US, Japan, Australia kick off annual Cope North drills on Guam

Troops from the U.S., Japan Air Self-Defense Force and Royal Australian Air Force pose during the Cope North opening ceremony at Andersen Air Force Base, Guam, Feb. 14, 2018.


By LEON COOK | STARS AND STRIPES Published: February 15, 2018

More than 100 warplanes will fly over Guam this month during an annual exercise that tests the airpower of the United States and its allies in the Western Pacific.

Cope North, which kicked off Wednesday at Andersen Air Force Base, involves 2,850 troops and planes from the Navy, Air Force, Marine Corps, Japan Air Self-Defense Force and Royal Australian Air Force, a Defense Department statement said.

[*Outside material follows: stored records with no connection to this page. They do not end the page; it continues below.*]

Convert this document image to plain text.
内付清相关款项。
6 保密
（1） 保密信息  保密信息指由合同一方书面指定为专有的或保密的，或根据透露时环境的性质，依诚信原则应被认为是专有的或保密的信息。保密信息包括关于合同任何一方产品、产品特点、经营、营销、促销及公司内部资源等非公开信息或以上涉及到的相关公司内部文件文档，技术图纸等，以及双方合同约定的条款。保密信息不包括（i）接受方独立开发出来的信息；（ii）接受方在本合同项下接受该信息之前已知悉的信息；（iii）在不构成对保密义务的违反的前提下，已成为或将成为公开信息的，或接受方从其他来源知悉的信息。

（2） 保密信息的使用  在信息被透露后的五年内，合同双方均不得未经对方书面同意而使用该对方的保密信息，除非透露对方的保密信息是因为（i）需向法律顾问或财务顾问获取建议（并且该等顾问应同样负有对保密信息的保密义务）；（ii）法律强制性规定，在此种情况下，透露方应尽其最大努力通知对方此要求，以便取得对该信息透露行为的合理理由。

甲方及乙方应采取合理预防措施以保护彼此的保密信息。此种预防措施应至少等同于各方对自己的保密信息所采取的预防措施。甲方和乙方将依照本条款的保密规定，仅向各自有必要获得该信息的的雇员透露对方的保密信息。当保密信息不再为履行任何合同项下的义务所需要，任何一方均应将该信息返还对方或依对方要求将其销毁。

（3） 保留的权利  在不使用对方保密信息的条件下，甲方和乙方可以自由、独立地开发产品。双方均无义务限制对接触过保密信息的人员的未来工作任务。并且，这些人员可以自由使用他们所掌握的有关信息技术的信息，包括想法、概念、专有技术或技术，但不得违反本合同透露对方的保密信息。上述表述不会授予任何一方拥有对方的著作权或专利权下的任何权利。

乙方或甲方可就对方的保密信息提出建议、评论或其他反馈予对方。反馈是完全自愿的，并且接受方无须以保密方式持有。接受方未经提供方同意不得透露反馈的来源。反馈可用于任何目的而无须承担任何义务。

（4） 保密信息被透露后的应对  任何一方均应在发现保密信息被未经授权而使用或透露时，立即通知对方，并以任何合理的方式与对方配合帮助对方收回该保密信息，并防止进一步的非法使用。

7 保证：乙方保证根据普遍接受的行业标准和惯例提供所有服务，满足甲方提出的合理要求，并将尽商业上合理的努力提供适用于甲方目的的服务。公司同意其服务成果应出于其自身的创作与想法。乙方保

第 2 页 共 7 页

The exercise, which runs through March 2, will include humanitarian-assistance and disaster-relief training and aerial and force employment events designed to increase readiness, an Air Force statement said.

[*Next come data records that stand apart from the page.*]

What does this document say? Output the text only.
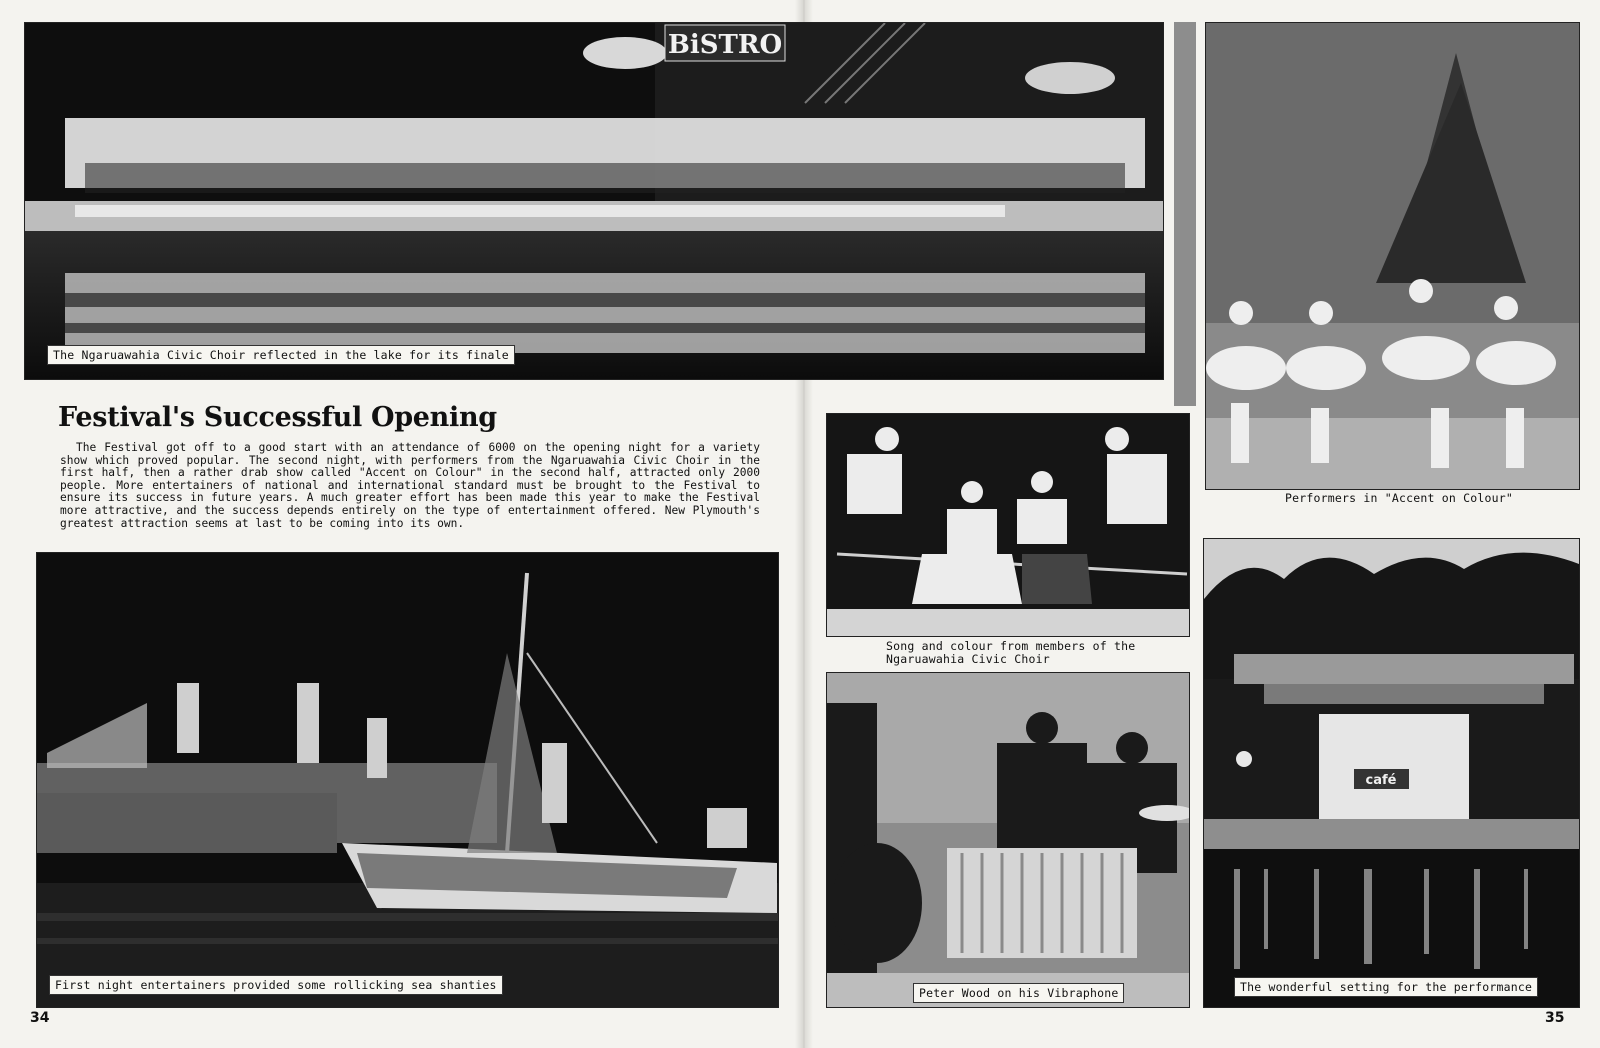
BiSTRO
The Ngaruawahia Civic Choir reflected in the lake for its finale
Performers in "Accent on Colour"
Festival's Successful Opening
The Festival got off to a good start with an attendance of 6000 on the opening night for a variety show which proved popular. The second night, with performers from the Ngaruawahia Civic Choir in the first half, then a rather drab show called "Accent on Colour" in the second half, attracted only 2000 people. More entertainers of national and international standard must be brought to the Festival to ensure its success in future years. A much greater effort has been made this year to make the Festival more attractive, and the success depends entirely on the type of entertainment offered. New Plymouth's greatest attraction seems at last to be coming into its own.
First night entertainers provided some rollicking sea shanties
Song and colour from members of the
Ngaruawahia Civic Choir
Peter Wood on his Vibraphone
café
The wonderful setting for the performance
34	35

Cope North — originally a quarterly exercise between the U.S. and Japanese air forces in Misawa, Japan — was moved to Guam in 1999. The now-annual exercise is a key drill promoting stability and security throughout the Indo-Pacific, the Air Force said.

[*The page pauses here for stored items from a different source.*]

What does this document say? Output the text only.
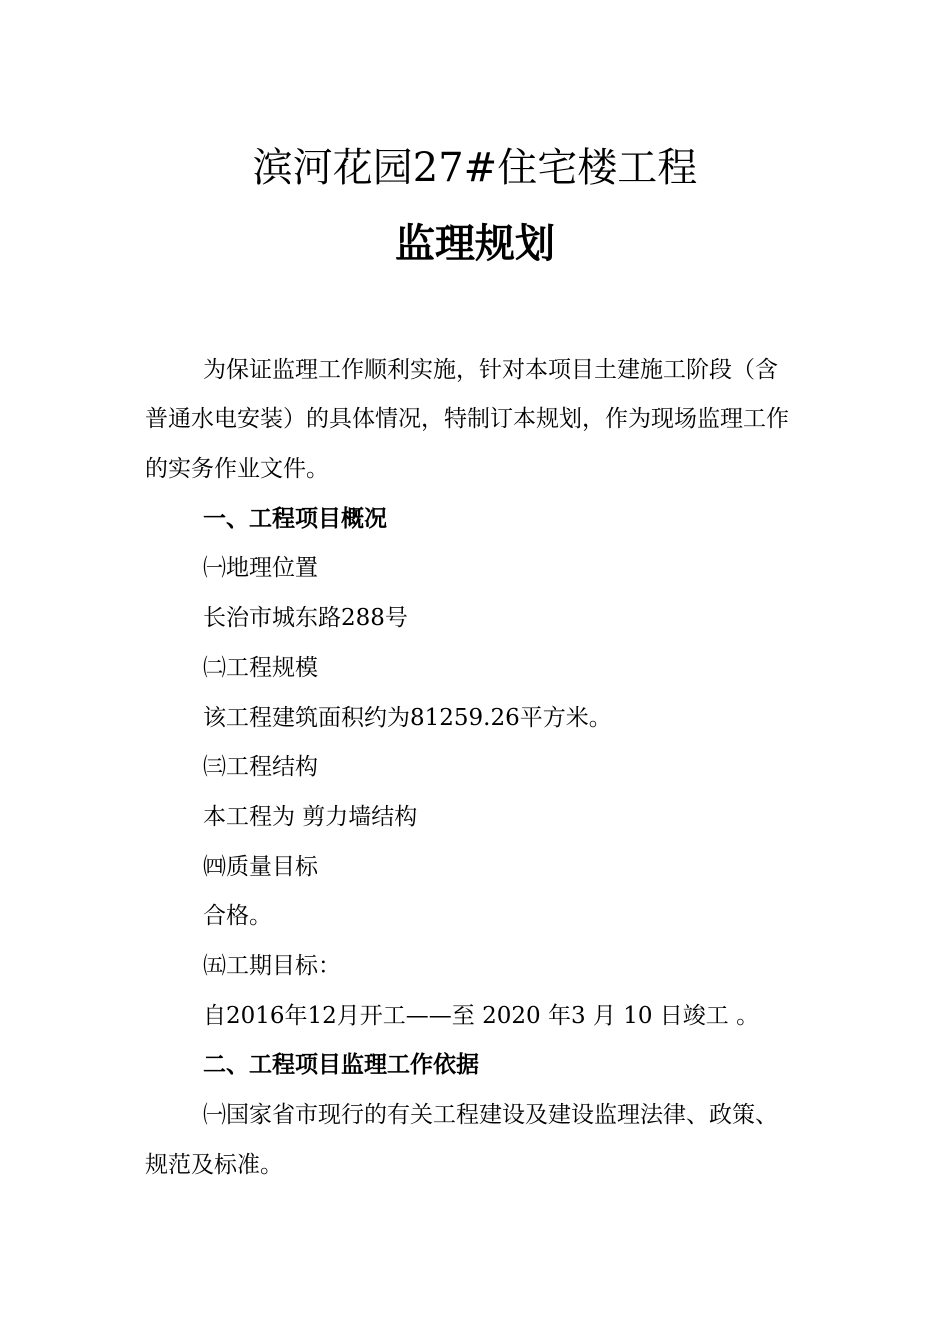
滨河花园27#住宅楼工程
监理规划
为保证监理工作顺利实施，针对本项目土建施工阶段（含
普通水电安装）的具体情况，特制订本规划，作为现场监理工作
的实务作业文件。
一、工程项目概况
㈠地理位置
长治市城东路288号
㈡工程规模
该工程建筑面积约为81259.26平方米。
㈢工程结构
本工程为 剪力墙结构
㈣质量目标
合格。
㈤工期目标：
自2016年12月开工——至 2020 年3 月 10 日竣工 。
二、工程项目监理工作依据
㈠国家省市现行的有关工程建设及建设监理法律、政策、
规范及标准。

Andersen hosts the United States’ “continuous bomber presence” mission in the region. In recent years, the role was filled via six-month deployments by B-1B Lancers, which frequently flew over the Korean Peninsula in shows of force after provocations from Pyongyang. Last month, the Lancers were replaced by B-52 Stratofortresses and B-2 Spirits capable of carrying nuclear weapons.